Many of the axed projects relied on council borrowing, which it now wants to scale back on as interest rates are “remaining high in the short-term”.
Osborne Grove Nursing Home, following its closure in 2018, was initially planned to be redeveloped to provide for complex care needs, and the halt to plans drew much opposition.
Jo Baty, the council’s interim director of operations, adults, health and communities, said: “The initial proposals for the programme of work would cost around £30m, and then that increased to £49.5m, an increase of 61%.
“After a detailed options appraisal the project was deemed to be not affordable for the council at that time and that was communicated to the co-production group attached just over a year ago.”
The council initially had a £45m investment programme for the nursing home which has now been cut. In the meantime the building is being used as homelessness accommodation.
Jo clarified that a nursing home was not something the council was looking to develop at the site any longer.
Commitee chair Matt White said: “This is a project that’s been on the table for six years.

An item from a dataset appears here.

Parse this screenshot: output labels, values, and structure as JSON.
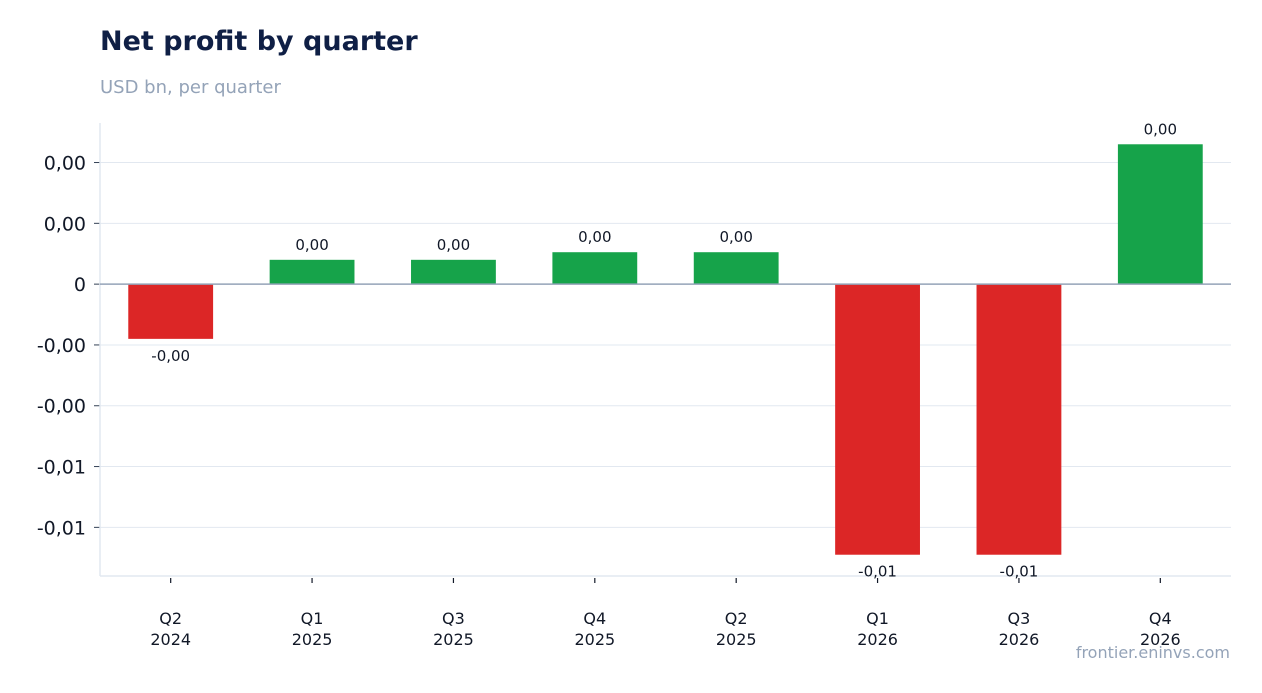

We must be able to formulate a project that generates a saving that covers the cost of the borrowing, how is that not possible?”
In response, cabinet member for finance Dana Carlin said: “Everything was thrown at it to try to make it a viable build, the problem with this is it’s nursing care, this is not adult social care in terms of care homes.”
She added: “Even if we managed to build, the cost was going to be so much higher to break even we wouldn’t have been able to compete.
“The whole provisional plan was to be able to sell some of the bed spaces to neighbouring boroughs but if the cost is coming up 30% higher than the cost of the private sector it’s not viable.”
With the decentralised energy network, which would generate electricity across the borough more efficiently, the council had planned to invest £67m over the next five years to develop.
However, the “cost of infrastructure” and “rise in energy costs” meant the project was “no longer viable” and instead the council was now looking to third parties to deliver a scheme.
Wards Corner had £11.6m of investments planned but again was deemed no longer financially viable and removed from the programme “until more detailed plans come forward”.
A community-led refurbishment of Seven Sisters Indoor Market has been in the works for several years and has council backing.
Committee member Alexandra Worrell asked how the council would now still stick to its ongoing responsibility to open the market in full and keep its commitment to the community.
Cllr Carlin said: “The fact that it’s been removed from the capital programme, which is what’s happening with many schemes, doesn’t mean they’re not going to go ahead.
“There’s a lot happening at Wards Corner, the temporary market is being developed and going ahead and should be open by the summer, plans are going ahead in terms of the permanent market, just with Transport for London.”